Environmental Protection Agency (EPA) Administrator Scott Pruitt told House lawmakers on December 7 that the agency will introduce a rule to replace the Obama administration’s legacy Clean Power Plan.
Pruitt told Rep. Raul Ruiz (D-Calif.) in a brief exchange, during a hearing before the House Energy and Commerce Committee Subcommittee on Environment held on Thursday to examine the EPA’s mission, that the EPA will replace the rule to balance the agency’s position on other criteria pollutants.
POWER on December 8 asked the EPA about a timeline for the possible Clean Power Plan replacement rule; where the replacement rule was in the rulemaking process; and if the replacement rule would propose mandated carbon emission cuts from power plants. An EPA spokesperson responded by e-mail: “We have no further details at this time.”
However, Pruitt’s declaration is significant because until the hearing on Thursday, Pruitt had only indicated that the EPA would consider whether or not further regulatory action on the Clean Power Plan was warranted. The EPA on October 10 proposed a repeal of the Clean Power Plan, claiming that it exceeded the agency’s statutory authority.
Pruitt’s statement (video) on Thursday about a Clean Power Plan replacement came after Ruiz asked the administrator for his thoughts on EPA rules governing fine particulate matter. Pruitt said fine particles are a “very important criteria pollutant that we need to regulate under NAAQS [National Ambient Air Quality Standards] in a very important way.”
Video. Pruitt said the EPA will introduce a rule to replace the Clean Power Plan at 62:30. The exchange with Rep. Ruiz begins at 57:33.
Ruiz then asked Pruitt why the EPA, which recognizes the dangers of fine particulate pollution and whose mission is to protect the environment for health reasons, withdrew the Clean Power Plan, effectively reversing the EPA’s position on the “deadliness of fine particulate pollution.”
Pruitt responded: “We did not reverse it, Congressman, and moreover, we are going to be introducing a replacement rule, too, in place of the Clean Power Plan.”
Pruitt also confirmed that the agency had not used “new peer-reviewed scientific studies” to support reversing the Clean Power Plan. He said that withdrawing the Clean Power Plan is “largely based upon the jurisdictional issues of the Clean Air Act.”
At the hearing, Pruitt told lawmakers that the agency was pursuing a “back to basics” agenda that has three goals: to refocus the agency back to its core mission; to restore power to the states through cooperative federalism; and to lead the agency through improved processes and adhere to the rule of law.
In response to a question from Rep.

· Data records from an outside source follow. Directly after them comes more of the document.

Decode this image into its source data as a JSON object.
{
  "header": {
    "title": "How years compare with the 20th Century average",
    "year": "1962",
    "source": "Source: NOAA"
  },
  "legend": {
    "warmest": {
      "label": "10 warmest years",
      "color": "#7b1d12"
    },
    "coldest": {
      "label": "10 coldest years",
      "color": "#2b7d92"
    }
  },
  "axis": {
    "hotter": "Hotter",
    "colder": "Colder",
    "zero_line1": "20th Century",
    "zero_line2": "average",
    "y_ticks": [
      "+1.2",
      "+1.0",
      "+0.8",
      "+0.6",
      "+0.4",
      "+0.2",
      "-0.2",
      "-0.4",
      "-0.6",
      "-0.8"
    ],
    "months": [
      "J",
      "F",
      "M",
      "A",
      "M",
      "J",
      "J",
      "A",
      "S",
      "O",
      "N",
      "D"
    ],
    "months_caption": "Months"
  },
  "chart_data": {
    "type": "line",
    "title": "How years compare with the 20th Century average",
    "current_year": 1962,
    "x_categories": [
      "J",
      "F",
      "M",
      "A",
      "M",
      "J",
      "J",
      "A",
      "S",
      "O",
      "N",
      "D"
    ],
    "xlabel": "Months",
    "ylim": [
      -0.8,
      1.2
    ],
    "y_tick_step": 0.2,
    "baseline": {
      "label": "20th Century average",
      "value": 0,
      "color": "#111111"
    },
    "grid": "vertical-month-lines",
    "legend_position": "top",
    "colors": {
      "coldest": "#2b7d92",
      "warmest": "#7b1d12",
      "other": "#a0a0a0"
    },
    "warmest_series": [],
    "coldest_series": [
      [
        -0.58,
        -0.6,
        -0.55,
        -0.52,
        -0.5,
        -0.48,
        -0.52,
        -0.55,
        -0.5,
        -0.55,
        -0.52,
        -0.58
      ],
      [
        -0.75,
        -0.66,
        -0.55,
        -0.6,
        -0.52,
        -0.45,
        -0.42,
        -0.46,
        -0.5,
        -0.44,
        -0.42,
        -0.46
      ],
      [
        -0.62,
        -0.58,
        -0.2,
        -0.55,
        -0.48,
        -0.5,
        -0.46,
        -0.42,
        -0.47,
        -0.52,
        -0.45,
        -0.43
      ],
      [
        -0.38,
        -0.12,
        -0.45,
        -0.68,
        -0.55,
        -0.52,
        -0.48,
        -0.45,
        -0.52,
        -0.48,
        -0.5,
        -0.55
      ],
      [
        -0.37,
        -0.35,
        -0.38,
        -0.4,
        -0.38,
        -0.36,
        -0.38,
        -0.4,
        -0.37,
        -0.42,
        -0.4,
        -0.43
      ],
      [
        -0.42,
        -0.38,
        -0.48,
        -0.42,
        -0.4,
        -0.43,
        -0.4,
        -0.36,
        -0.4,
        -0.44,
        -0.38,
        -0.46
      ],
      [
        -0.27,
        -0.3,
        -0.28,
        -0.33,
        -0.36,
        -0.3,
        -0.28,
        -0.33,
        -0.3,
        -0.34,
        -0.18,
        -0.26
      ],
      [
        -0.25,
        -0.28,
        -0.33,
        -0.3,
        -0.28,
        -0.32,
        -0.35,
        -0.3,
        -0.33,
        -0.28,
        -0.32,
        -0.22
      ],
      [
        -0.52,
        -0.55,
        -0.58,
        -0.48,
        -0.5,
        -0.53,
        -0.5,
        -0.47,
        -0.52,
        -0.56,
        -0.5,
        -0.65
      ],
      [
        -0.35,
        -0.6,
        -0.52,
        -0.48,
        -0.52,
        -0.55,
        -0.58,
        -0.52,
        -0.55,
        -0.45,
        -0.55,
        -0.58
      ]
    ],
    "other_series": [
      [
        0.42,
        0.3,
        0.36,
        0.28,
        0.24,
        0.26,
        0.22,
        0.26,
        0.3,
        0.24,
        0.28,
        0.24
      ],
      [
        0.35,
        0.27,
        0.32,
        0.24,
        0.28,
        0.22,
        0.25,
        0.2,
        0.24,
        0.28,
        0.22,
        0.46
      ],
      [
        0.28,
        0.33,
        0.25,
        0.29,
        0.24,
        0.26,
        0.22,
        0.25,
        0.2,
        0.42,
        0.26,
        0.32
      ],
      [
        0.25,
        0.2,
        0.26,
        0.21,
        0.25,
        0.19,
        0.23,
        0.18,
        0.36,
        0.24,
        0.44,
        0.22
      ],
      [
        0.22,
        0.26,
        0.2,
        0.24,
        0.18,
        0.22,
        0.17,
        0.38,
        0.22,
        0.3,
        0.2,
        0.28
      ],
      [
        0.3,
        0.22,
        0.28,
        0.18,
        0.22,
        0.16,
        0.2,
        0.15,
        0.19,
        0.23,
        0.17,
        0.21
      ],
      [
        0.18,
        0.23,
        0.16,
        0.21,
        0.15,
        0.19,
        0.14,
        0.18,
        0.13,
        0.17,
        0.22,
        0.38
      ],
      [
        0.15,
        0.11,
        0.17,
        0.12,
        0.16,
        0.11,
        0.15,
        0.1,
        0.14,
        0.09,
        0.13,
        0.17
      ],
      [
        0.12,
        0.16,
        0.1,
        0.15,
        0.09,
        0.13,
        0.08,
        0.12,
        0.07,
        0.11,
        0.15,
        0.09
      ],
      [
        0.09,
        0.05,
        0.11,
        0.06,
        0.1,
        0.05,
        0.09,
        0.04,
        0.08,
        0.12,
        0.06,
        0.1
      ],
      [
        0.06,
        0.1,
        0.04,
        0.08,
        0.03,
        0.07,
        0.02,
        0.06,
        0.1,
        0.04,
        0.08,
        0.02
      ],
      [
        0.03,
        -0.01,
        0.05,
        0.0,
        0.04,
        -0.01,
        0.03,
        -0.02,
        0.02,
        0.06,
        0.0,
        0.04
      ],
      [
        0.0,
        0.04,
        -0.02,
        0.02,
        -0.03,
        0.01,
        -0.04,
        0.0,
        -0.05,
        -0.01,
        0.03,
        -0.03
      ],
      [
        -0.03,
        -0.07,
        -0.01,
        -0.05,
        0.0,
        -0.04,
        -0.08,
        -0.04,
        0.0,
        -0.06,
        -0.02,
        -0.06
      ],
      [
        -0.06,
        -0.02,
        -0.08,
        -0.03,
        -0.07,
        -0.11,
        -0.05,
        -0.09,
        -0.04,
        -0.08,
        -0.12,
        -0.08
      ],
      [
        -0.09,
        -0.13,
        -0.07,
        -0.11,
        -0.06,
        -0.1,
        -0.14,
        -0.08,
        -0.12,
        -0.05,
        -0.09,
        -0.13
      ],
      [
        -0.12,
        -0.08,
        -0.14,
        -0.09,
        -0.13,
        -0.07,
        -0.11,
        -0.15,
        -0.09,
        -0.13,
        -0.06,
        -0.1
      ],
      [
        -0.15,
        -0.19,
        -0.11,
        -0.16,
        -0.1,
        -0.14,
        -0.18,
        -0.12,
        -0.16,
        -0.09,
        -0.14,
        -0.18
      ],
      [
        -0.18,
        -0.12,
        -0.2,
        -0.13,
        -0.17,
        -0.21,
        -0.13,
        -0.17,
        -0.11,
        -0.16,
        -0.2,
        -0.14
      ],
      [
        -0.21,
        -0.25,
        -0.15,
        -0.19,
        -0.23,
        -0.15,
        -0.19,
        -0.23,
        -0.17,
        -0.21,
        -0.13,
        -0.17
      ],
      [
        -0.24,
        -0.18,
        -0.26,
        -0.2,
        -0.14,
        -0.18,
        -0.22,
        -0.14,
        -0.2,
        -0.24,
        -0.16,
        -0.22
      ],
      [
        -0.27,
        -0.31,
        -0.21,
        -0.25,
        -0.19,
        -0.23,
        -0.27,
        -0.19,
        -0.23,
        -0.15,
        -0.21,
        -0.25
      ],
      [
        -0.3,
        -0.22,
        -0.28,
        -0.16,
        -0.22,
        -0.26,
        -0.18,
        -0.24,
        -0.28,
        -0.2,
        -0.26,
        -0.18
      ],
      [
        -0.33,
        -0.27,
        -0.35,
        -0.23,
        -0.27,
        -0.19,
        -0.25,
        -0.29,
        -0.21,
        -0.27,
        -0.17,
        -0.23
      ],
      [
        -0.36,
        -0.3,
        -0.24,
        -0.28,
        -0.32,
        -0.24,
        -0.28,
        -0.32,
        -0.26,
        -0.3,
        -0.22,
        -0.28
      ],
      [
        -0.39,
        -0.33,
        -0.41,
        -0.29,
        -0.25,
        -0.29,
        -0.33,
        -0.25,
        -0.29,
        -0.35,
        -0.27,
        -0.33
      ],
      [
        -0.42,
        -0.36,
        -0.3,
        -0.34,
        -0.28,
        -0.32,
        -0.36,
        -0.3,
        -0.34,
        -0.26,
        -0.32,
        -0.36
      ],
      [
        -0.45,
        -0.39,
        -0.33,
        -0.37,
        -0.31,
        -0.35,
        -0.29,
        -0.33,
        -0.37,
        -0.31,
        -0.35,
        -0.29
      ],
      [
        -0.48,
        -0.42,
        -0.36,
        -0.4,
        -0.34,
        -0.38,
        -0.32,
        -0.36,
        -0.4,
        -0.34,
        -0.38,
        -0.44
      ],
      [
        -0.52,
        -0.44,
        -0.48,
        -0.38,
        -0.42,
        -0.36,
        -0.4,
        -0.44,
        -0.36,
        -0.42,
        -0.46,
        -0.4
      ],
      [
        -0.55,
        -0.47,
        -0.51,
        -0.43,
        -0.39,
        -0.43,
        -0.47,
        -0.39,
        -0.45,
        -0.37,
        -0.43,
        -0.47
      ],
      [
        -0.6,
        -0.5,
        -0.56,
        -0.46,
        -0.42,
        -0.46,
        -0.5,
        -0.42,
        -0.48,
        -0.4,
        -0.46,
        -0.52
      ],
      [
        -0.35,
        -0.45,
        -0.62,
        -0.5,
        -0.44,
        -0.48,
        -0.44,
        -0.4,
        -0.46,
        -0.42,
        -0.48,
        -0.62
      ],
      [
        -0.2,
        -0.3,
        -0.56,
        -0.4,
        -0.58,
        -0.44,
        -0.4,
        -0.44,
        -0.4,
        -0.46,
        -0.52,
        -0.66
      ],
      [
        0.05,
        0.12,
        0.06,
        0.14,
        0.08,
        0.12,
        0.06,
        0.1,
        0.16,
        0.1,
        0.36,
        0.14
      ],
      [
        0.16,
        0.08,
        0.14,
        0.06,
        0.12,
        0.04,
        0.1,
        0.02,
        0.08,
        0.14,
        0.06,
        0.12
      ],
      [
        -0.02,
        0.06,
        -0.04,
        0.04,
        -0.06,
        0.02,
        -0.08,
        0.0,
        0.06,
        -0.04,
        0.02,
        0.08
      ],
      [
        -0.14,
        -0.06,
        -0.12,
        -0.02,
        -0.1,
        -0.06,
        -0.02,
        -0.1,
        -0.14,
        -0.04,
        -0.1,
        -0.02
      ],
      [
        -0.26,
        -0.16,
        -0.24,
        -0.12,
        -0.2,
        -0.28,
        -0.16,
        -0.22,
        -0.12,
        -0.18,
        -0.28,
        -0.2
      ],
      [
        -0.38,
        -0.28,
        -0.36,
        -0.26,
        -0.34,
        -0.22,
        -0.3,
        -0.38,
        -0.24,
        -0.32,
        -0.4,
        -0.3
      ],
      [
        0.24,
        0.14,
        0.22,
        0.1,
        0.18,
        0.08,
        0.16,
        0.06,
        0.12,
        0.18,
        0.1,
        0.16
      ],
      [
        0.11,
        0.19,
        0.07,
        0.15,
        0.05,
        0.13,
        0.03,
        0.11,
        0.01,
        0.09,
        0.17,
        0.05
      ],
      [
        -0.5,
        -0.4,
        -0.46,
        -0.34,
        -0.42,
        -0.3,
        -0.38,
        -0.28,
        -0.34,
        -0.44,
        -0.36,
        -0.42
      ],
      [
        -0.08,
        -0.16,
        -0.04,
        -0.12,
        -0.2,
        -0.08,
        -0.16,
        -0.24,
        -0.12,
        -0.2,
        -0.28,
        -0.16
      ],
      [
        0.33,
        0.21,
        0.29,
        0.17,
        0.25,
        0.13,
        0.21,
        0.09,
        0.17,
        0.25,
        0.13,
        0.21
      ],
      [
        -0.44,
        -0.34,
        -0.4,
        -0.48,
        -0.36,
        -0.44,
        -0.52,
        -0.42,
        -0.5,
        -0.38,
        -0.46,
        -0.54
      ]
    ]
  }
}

Joe Barton (R-Texas) about whether the EPA should have consulted with the Department of Energy and the Federal Energy Regulatory Commission to get a “balanced analysis” on the plan, Pruitt said the Obama administration’s promulgation of the Clean Power Plan was rooted in a “reimagining of the authority that took place under the Clean Air Act, which caused a lot of confusion on what was authorized and what wasn’t.”
The EPA is addressing that to adhere to the “rule of law and these processes to make sure that there’s confidence in the rules,” he added.